Wednesday, June 18, 2008

We Fit

In the six months since I bought the Wii, I have been mocked—ruthlessly and relentlessly—by my wife, who apparently seemed to forget that she married a geekboy. She cannot suppress the urge to walk by, roll her eyes and mutter “geek” whenever I’m playing. I knew that WonderWife™ wasn’t into video games, but I never counted on her being one of the only people alive who is immune to the charms of the Wii.

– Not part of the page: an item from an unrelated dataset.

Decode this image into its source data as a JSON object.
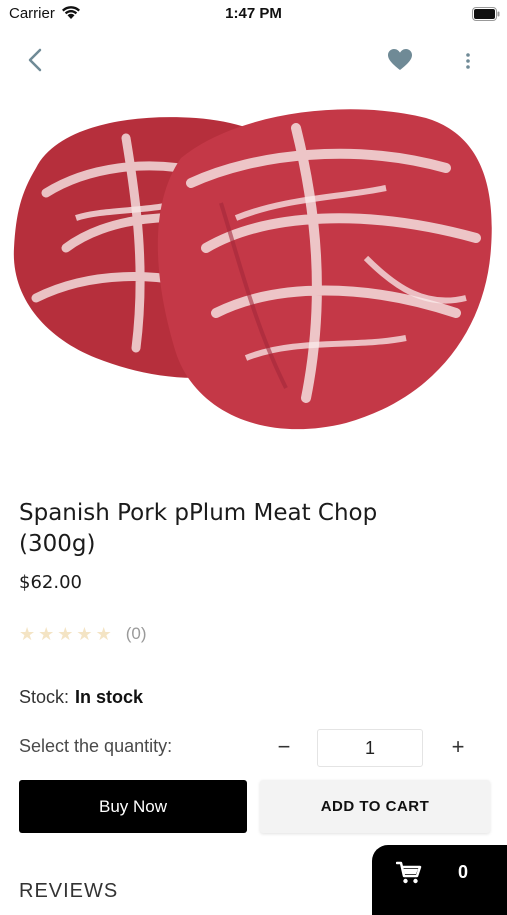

I found this out the hard way. When I first set up the Wii, I asked her to play. After a few days of saying no, she finally relented and bowled exactly one frame before handing the Wii remote back to me, never to play again. She’s amazingly stubborn—which is one of the reasons why I love her—and flat out refuses to be a part of any video game revolution happening under her roof.

Until now.

I had not given the Wii Fit much thought until WW™ offhandedly mentioned to me that it piqued her interest. Yoga’s not my thing so, video game or not, the idea of virtual yoga wasn’t rocking my world. But in doing some research, I found out that Wii Fit has a skiing and snowboarding game, which looks like a big bouncy ball o’ fun. And if it gets WonderWife™ to play the Wii with me and help us get in shape…well, who am I to resist? WW™ gave me the opening, so I started to stoke the embers of her interest. I would point out that it has a hula-hoop game, which was reported to give the best cardio workout. I showed her videos of the Wii Fit in action and read her articles extolling the virtues of the new game. Finally she said, “You know, I think I want one.”

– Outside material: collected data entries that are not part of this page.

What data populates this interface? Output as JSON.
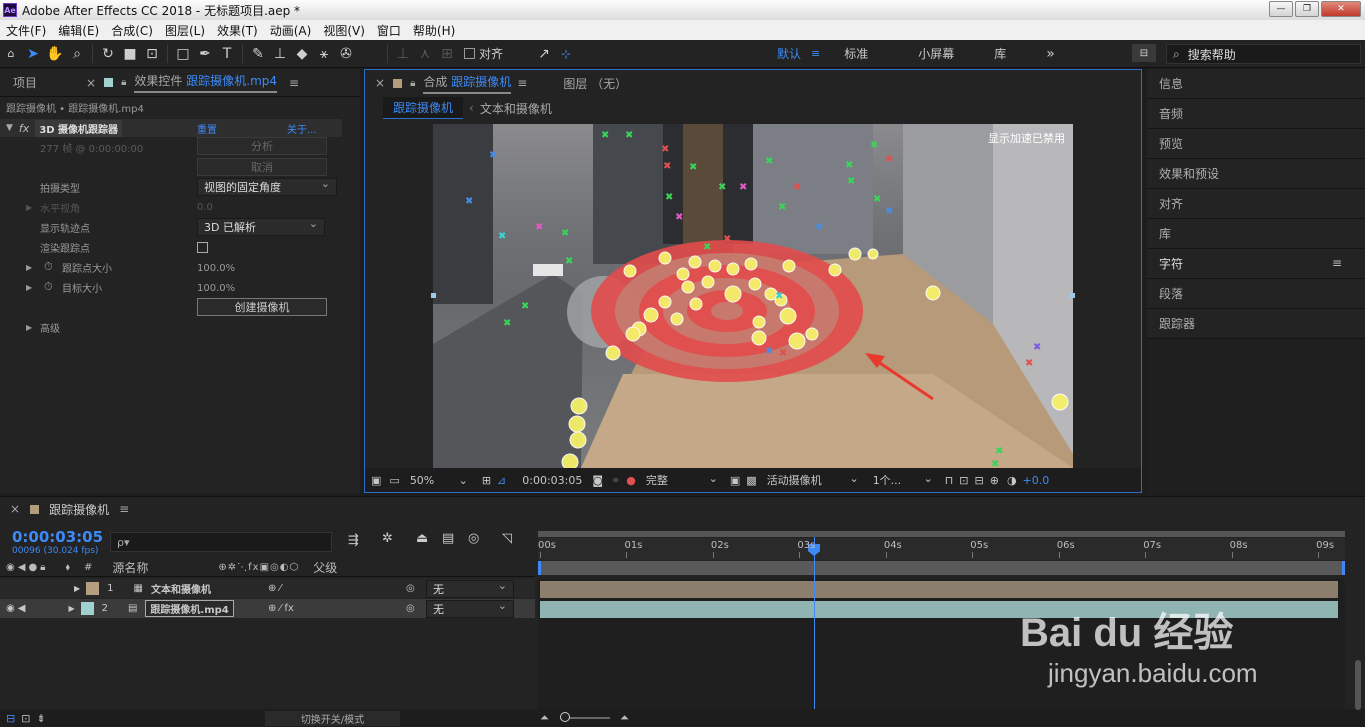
{
  "app": {
    "title": "Adobe After Effects CC 2018 - 无标题项目.aep *",
    "logo": "Ae",
    "window_controls": {
      "minimize": "—",
      "restore": "❐",
      "close": "✕"
    }
  },
  "menu": [
    "文件(F)",
    "编辑(E)",
    "合成(C)",
    "图层(L)",
    "效果(T)",
    "动画(A)",
    "视图(V)",
    "窗口",
    "帮助(H)"
  ],
  "toolbar": {
    "snap_label": "对齐",
    "workspaces": [
      "默认",
      "标准",
      "小屏幕",
      "库"
    ],
    "more": "»",
    "search_placeholder": "搜索帮助"
  },
  "left_panel": {
    "tab_project": "项目",
    "tab_effects_prefix": "效果控件",
    "tab_effects_file": "跟踪摄像机.mp4",
    "breadcrumb": "跟踪摄像机 • 跟踪摄像机.mp4",
    "effect_name": "3D 摄像机跟踪器",
    "reset": "重置",
    "about": "关于...",
    "frame_info": "277 帧 @ 0:00:00:00",
    "analyze": "分析",
    "cancel": "取消",
    "shot_type_label": "拍摄类型",
    "shot_type_value": "视图的固定角度",
    "hfov_label": "水平视角",
    "hfov_value": "0.0",
    "show_track_label": "显示轨迹点",
    "show_track_value": "3D 已解析",
    "render_track_label": "渲染跟踪点",
    "track_size_label": "跟踪点大小",
    "track_size_value": "100.0%",
    "target_size_label": "目标大小",
    "target_size_value": "100.0%",
    "create_camera": "创建摄像机",
    "advanced": "高级"
  },
  "comp_panel": {
    "tab_prefix": "合成",
    "tab_name": "跟踪摄像机",
    "layer_tab": "图层 （无）",
    "crumb_active": "跟踪摄像机",
    "crumb_next": "文本和摄像机",
    "accel_notice": "显示加速已禁用",
    "zoom": "50%",
    "timecode": "0:00:03:05",
    "quality": "完整",
    "camera": "活动摄像机",
    "views": "1个...",
    "exposure": "+0.0"
  },
  "right_panel": [
    "信息",
    "音频",
    "预览",
    "效果和预设",
    "对齐",
    "库",
    "字符",
    "段落",
    "跟踪器"
  ],
  "timeline": {
    "tab": "跟踪摄像机",
    "timecode": "0:00:03:05",
    "fps": "00096 (30.024 fps)",
    "search_placeholder": "ρ▾",
    "col_num": "#",
    "col_source": "源名称",
    "col_parent": "父级",
    "ruler": [
      "00s",
      "01s",
      "02s",
      "03s",
      "04s",
      "05s",
      "06s",
      "07s",
      "08s",
      "09s"
    ],
    "playhead_seconds": 3.17,
    "duration_seconds": 9.23,
    "layers": [
      {
        "num": "1",
        "name": "文本和摄像机",
        "color": "#b59e7e",
        "parent": "无"
      },
      {
        "num": "2",
        "name": "跟踪摄像机.mp4",
        "color": "#9fd2cf",
        "parent": "无"
      }
    ],
    "toggle_label": "切换开关/模式"
  },
  "watermark": {
    "brand": "Bai du 经验",
    "url": "jingyan.baidu.com"
  }
}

Ah sweet victory. Delicious vindication.

So now that the wife decided to come over to the dark side, all I had to do was buy one. But of course, stupid freaking Nintendo makes life difficult. Demand for the Wii Fit is very high and shelves are empty. So once again, Nintendo has teased me with a product that isn’t available anywhere. Once again, the hunt is on. But this time there is a ticking clock. A baby’s a comin’ so very soon I’m not going to have time to stake out the local Costco. And I very much doubt that the Bean is going to stand to be carted in and out of every Best Buy we pass as we drive to the park, just to appease Daddy’s obsessive need for a new toy.

So to sum it up…there will be no ski on Wii for me. (And WonderWife™, don’t forget she wants one too!)

By the way, I’m calling shenanigans on Nintendo’s claims that they’re not withholding product on purpose to drive up demand.